Private equity inflows into Indian real estate fell 95%
Due to growing fears about a global recession, rising capital costs, and a mismatch in valuation expectations between sellers and investors, which have become substantial barriers to capital deployment in India, the investment activity has been muted, it added.
Savills India stated that recent financial world events, such as Silicon Valley Bank's failure and the subsequent extension of the crisis to other mid-market U.S. banks, had added to the general unpredictability of India's office leasing demand.
“The dip in private equity investment inflows into the Indian real estate sector in Q1 is understandable, given the prevailing geo-political and economic global challenges and market uncertainties,’‘ said Diwakar Rana, Managing Director, Capital Markets, Savills India.
Reduced global capital available for residential lending and development of office assets, which are popular real estate goods in India, was another issue that contributed to low investment volumes, he noted.

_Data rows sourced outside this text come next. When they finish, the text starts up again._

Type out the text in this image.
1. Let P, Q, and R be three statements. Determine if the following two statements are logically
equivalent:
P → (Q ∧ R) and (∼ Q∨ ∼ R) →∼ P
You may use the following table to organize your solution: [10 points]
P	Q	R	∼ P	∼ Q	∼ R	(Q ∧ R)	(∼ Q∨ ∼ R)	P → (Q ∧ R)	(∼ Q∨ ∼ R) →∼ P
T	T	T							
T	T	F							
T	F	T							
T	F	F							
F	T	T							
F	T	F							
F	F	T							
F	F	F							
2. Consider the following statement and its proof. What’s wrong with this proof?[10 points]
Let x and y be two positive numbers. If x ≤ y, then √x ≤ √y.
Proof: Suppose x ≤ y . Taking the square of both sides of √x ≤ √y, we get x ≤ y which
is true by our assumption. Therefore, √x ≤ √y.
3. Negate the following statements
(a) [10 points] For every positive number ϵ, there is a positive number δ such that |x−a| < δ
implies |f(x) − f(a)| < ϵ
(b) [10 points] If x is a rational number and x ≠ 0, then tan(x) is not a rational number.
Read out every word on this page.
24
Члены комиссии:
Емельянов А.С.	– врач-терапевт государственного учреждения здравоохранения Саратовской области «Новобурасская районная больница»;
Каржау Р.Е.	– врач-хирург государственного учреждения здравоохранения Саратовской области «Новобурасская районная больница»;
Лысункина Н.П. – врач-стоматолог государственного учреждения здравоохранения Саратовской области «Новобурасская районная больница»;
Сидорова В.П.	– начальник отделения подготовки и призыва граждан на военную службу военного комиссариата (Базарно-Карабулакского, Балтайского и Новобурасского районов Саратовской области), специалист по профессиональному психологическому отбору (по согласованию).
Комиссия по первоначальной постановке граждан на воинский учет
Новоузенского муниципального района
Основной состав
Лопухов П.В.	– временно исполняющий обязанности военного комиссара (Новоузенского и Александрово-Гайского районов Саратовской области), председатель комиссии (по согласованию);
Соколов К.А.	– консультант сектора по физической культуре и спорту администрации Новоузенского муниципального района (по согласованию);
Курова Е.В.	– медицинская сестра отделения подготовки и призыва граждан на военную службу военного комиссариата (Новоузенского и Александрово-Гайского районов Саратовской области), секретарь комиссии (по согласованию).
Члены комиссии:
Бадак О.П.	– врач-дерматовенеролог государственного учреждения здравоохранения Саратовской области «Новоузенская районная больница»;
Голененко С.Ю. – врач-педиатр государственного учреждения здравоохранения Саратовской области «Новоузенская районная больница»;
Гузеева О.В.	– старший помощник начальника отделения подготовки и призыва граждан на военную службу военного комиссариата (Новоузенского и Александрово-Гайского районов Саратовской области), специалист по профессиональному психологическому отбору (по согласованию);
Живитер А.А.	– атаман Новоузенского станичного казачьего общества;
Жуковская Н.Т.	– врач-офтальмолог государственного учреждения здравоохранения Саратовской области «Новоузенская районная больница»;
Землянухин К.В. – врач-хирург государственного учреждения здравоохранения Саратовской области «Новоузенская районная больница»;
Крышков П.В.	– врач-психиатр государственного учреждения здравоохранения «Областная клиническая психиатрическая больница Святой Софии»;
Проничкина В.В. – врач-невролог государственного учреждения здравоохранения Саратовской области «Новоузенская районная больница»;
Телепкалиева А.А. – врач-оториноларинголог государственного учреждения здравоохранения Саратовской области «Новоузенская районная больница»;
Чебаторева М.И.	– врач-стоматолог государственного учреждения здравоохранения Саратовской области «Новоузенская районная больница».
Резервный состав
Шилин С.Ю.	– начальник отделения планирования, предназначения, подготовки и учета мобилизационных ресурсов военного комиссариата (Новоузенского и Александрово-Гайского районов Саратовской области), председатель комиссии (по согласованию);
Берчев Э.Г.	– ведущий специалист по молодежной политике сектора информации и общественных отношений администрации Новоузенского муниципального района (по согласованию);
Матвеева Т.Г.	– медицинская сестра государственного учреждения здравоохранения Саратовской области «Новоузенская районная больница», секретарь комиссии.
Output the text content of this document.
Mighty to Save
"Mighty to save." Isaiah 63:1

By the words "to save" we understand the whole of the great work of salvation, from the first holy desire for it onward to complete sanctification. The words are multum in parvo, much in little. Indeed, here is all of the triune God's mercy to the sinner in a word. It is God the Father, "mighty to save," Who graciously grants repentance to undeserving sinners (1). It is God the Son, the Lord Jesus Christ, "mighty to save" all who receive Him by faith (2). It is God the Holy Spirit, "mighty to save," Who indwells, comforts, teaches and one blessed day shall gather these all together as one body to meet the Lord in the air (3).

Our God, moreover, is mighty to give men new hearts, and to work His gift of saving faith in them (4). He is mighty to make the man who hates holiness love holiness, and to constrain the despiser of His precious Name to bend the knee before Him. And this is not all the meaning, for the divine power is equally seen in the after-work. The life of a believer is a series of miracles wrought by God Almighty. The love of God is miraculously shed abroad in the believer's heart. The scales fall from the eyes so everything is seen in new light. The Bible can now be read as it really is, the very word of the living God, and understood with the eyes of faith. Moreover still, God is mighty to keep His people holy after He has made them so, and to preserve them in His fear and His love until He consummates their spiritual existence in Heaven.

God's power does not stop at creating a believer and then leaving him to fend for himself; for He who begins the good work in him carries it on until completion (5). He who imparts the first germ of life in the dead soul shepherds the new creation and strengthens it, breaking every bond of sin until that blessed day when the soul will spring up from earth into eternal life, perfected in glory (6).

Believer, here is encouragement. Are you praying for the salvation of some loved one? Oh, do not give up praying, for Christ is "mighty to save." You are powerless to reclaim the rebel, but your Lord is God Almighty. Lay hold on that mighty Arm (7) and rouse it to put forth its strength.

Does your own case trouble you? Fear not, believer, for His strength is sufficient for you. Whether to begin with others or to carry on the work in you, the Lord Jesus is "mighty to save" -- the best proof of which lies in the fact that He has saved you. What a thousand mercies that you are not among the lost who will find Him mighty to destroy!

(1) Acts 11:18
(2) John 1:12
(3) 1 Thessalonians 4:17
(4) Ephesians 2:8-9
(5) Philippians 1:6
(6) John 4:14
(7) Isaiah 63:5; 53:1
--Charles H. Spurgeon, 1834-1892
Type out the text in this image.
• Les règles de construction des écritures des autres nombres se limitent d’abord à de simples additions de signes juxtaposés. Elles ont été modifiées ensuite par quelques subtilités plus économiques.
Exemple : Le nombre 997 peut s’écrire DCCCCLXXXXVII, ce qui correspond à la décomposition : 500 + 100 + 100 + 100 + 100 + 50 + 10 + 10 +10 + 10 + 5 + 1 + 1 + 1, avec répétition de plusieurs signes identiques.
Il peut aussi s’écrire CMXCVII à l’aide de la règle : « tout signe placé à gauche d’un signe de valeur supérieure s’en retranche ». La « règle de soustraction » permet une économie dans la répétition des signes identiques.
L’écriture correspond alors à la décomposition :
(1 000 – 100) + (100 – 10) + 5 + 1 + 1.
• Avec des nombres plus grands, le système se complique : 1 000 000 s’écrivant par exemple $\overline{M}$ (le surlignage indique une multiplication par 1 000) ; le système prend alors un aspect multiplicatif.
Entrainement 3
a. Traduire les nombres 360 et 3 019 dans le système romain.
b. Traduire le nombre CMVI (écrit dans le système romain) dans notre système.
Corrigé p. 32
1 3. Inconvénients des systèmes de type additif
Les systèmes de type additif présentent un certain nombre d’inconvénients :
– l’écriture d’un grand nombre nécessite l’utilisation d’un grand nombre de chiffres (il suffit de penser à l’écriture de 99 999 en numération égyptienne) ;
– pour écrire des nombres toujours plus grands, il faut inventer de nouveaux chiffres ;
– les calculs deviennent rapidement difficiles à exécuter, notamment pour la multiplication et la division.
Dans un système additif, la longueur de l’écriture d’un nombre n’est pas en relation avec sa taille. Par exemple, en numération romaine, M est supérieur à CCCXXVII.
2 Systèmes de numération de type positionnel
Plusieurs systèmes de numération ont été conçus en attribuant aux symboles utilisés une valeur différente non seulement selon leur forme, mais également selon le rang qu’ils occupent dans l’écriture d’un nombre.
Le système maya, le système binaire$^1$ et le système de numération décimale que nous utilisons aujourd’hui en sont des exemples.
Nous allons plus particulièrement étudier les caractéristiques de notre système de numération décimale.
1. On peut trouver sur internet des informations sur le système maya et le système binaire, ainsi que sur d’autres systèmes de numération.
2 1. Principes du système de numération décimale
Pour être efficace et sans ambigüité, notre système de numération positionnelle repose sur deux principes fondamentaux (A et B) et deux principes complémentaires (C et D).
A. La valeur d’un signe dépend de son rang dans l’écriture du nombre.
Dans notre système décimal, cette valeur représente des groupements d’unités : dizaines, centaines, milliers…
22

“However, the demand for investing in core office, core retail, warehousing, data centres and life sciences remains strong. Indian real estate offers huge potential for strategic investments and significant returns with new investment formats aligned to current requirements,’‘ Mr. Rana added.
According to data given by the real estate consultancy firm, commercial office assets remained the leading performer in Q1 2023, accounting for nearly 64% of total investment. According to the firm, all of the quarterly investments came from international institutional investors and were focused on developing office assets in Pune, while existing industrial and storage facilities were invested in Mumbai.